Artistas de circo
Ao fim de tantos milénios de vida sexual, de manuais ilustrados, de romances do Jorge Amado e do Henry Miller, parece que ainda existe alguma confusão nas cabeças masculinas sobre o que é uma boa performance sexual. A confusão tem por base conceitos tão simples como dar e receber – e aqui entenda-se o verbo dar como sinónimo de presentear ou oferecer e não no sentido muito nacional de dar pancada, por exemplo.
Há homens que confundem a sua actuação sexual com momentos circenses, julgando-se grandes artistas. Ora, como já dizia o grande cantor Serafim Saudade, o verdadeiro artista é aquele que aguenta. Existem no entanto várias nuances relativas a esta questão.
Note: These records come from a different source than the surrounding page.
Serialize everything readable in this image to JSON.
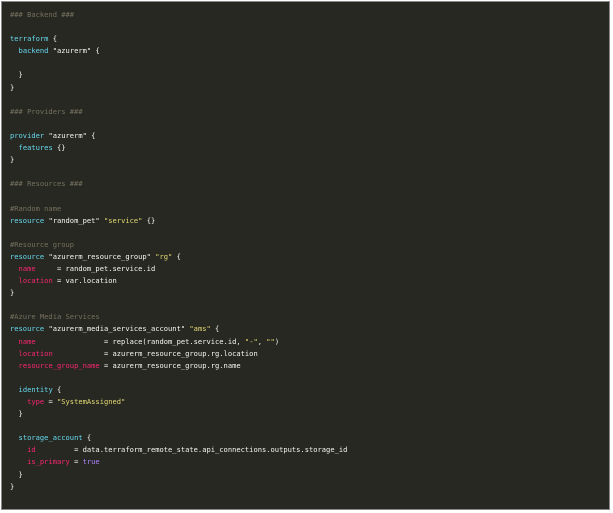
{
  "colors": {
    "background": "#272822",
    "border": "#8a8a8a",
    "plain": "#f8f8f2",
    "comment": "#75715e",
    "keyword": "#66d9ef",
    "string": "#e6db74",
    "attribute": "#f92672",
    "boolean": "#ae81ff"
  },
  "code_lines": [
    [
      {
        "t": "comment",
        "v": "### Backend ###"
      }
    ],
    [],
    [
      {
        "t": "keyword",
        "v": "terraform"
      },
      {
        "t": "plain",
        "v": " {"
      }
    ],
    [
      {
        "t": "plain",
        "v": "  "
      },
      {
        "t": "keyword",
        "v": "backend"
      },
      {
        "t": "plain",
        "v": " "
      },
      {
        "t": "plain",
        "v": "\"azurerm\""
      },
      {
        "t": "plain",
        "v": " {"
      }
    ],
    [],
    [
      {
        "t": "plain",
        "v": "  }"
      }
    ],
    [
      {
        "t": "plain",
        "v": "}"
      }
    ],
    [],
    [
      {
        "t": "comment",
        "v": "### Providers ###"
      }
    ],
    [],
    [
      {
        "t": "keyword",
        "v": "provider"
      },
      {
        "t": "plain",
        "v": " "
      },
      {
        "t": "plain",
        "v": "\"azurerm\""
      },
      {
        "t": "plain",
        "v": " {"
      }
    ],
    [
      {
        "t": "plain",
        "v": "  "
      },
      {
        "t": "keyword",
        "v": "features"
      },
      {
        "t": "plain",
        "v": " {}"
      }
    ],
    [
      {
        "t": "plain",
        "v": "}"
      }
    ],
    [],
    [
      {
        "t": "comment",
        "v": "### Resources ###"
      }
    ],
    [],
    [
      {
        "t": "comment",
        "v": "#Random name"
      }
    ],
    [
      {
        "t": "keyword",
        "v": "resource"
      },
      {
        "t": "plain",
        "v": " "
      },
      {
        "t": "plain",
        "v": "\"random_pet\""
      },
      {
        "t": "plain",
        "v": " "
      },
      {
        "t": "string",
        "v": "\"service\""
      },
      {
        "t": "plain",
        "v": " {}"
      }
    ],
    [],
    [
      {
        "t": "comment",
        "v": "#Resource group"
      }
    ],
    [
      {
        "t": "keyword",
        "v": "resource"
      },
      {
        "t": "plain",
        "v": " "
      },
      {
        "t": "plain",
        "v": "\"azurerm_resource_group\""
      },
      {
        "t": "plain",
        "v": " "
      },
      {
        "t": "string",
        "v": "\"rg\""
      },
      {
        "t": "plain",
        "v": " {"
      }
    ],
    [
      {
        "t": "plain",
        "v": "  "
      },
      {
        "t": "attr",
        "v": "name"
      },
      {
        "t": "plain",
        "v": "     = random_pet.service.id"
      }
    ],
    [
      {
        "t": "plain",
        "v": "  "
      },
      {
        "t": "attr",
        "v": "location"
      },
      {
        "t": "plain",
        "v": " = var.location"
      }
    ],
    [
      {
        "t": "plain",
        "v": "}"
      }
    ],
    [],
    [
      {
        "t": "comment",
        "v": "#Azure Media Services"
      }
    ],
    [
      {
        "t": "keyword",
        "v": "resource"
      },
      {
        "t": "plain",
        "v": " "
      },
      {
        "t": "plain",
        "v": "\"azurerm_media_services_account\""
      },
      {
        "t": "plain",
        "v": " "
      },
      {
        "t": "string",
        "v": "\"ams\""
      },
      {
        "t": "plain",
        "v": " {"
      }
    ],
    [
      {
        "t": "plain",
        "v": "  "
      },
      {
        "t": "attr",
        "v": "name"
      },
      {
        "t": "plain",
        "v": "                = replace(random_pet.service.id, "
      },
      {
        "t": "string",
        "v": "\"-\""
      },
      {
        "t": "plain",
        "v": ", "
      },
      {
        "t": "string",
        "v": "\"\""
      },
      {
        "t": "plain",
        "v": ")"
      }
    ],
    [
      {
        "t": "plain",
        "v": "  "
      },
      {
        "t": "attr",
        "v": "location"
      },
      {
        "t": "plain",
        "v": "            = azurerm_resource_group.rg.location"
      }
    ],
    [
      {
        "t": "plain",
        "v": "  "
      },
      {
        "t": "attr",
        "v": "resource_group_name"
      },
      {
        "t": "plain",
        "v": " = azurerm_resource_group.rg.name"
      }
    ],
    [],
    [
      {
        "t": "plain",
        "v": "  "
      },
      {
        "t": "keyword",
        "v": "identity"
      },
      {
        "t": "plain",
        "v": " {"
      }
    ],
    [
      {
        "t": "plain",
        "v": "    "
      },
      {
        "t": "attr",
        "v": "type"
      },
      {
        "t": "plain",
        "v": " = "
      },
      {
        "t": "string",
        "v": "\"SystemAssigned\""
      }
    ],
    [
      {
        "t": "plain",
        "v": "  }"
      }
    ],
    [],
    [
      {
        "t": "plain",
        "v": "  "
      },
      {
        "t": "keyword",
        "v": "storage_account"
      },
      {
        "t": "plain",
        "v": " {"
      }
    ],
    [
      {
        "t": "plain",
        "v": "    "
      },
      {
        "t": "attr",
        "v": "id"
      },
      {
        "t": "plain",
        "v": "         = data.terraform_remote_state.api_connections.outputs.storage_id"
      }
    ],
    [
      {
        "t": "plain",
        "v": "    "
      },
      {
        "t": "attr",
        "v": "is_primary"
      },
      {
        "t": "plain",
        "v": " = "
      },
      {
        "t": "bool",
        "v": "true"
      }
    ],
    [
      {
        "t": "plain",
        "v": "  }"
      }
    ],
    [
      {
        "t": "plain",
        "v": "}"
      }
    ]
  ]
}
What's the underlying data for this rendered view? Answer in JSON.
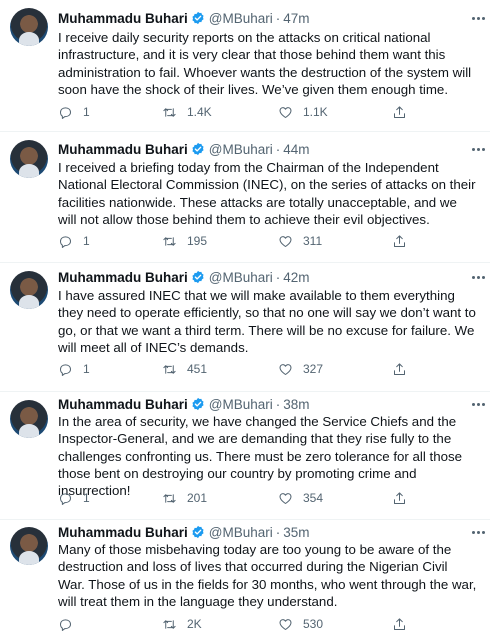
{
  "tweets": [
    {
      "name": "Muhammadu Buhari",
      "handle": "@MBuhari",
      "separator": "·",
      "time": "47m",
      "text": "I receive daily security reports on the attacks on critical national infrastructure, and it is very clear that those behind them want this administration to fail. Whoever wants the destruction of the system will soon have the shock of their lives. We’ve given them enough time.",
      "replies": "1",
      "retweets": "1.4K",
      "likes": "1.1K"
    },
    {
      "name": "Muhammadu Buhari",
      "handle": "@MBuhari",
      "separator": "·",
      "time": "44m",
      "text": "I received a briefing today from the Chairman of the Independent National Electoral Commission (INEC), on the series of attacks on their facilities nationwide. These attacks are totally unacceptable, and we will not allow those behind them to achieve their evil objectives.",
      "replies": "1",
      "retweets": "195",
      "likes": "311"
    },
    {
      "name": "Muhammadu Buhari",
      "handle": "@MBuhari",
      "separator": "·",
      "time": "42m",
      "text": "I have assured INEC that we will make available to them everything they need to operate efficiently, so that no one will say we don’t want to go, or that we want a third term. There will be no excuse for failure. We will meet all of INEC’s demands.",
      "replies": "1",
      "retweets": "451",
      "likes": "327"
    },
    {
      "name": "Muhammadu Buhari",
      "handle": "@MBuhari",
      "separator": "·",
      "time": "38m",
      "text": "In the area of security, we have changed the Service Chiefs and the Inspector-General, and we are demanding that they rise fully to the challenges confronting us. There must be zero tolerance for all those those bent on destroying our country by promoting crime and insurrection!",
      "replies": "1",
      "retweets": "201",
      "likes": "354"
    },
    {
      "name": "Muhammadu Buhari",
      "handle": "@MBuhari",
      "separator": "·",
      "time": "35m",
      "text": "Many of those misbehaving today are too young to be aware of the destruction and loss of lives that occurred during the Nigerian Civil War. Those of us in the fields for 30 months, who went through the war, will treat them in the language they understand.",
      "replies": "",
      "retweets": "2K",
      "likes": "530"
    }
  ]
}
Não basta aguentar, há que saber manter o nível em tudo – e, já agora, com elegância e discrição.
Tenho ouvido, ao longo dos anos, as descrições mais trocistas e hilariantes por parte das minhas amigas dos chamados ‘performáticos’. Passo a explicar: o ‘performático’ é aquele tipo que está ali para mostrar que é bom, que não dispensa um espelho para se mirar enquanto prova a si próprio que é bom, que no fim pergunta sempre se ele foi bom – e não se foi bom para ela, o que faz toda a diferença – e que não aceita nenhum tipo de sugestões, críticas e conselhos, porque se acha o maior.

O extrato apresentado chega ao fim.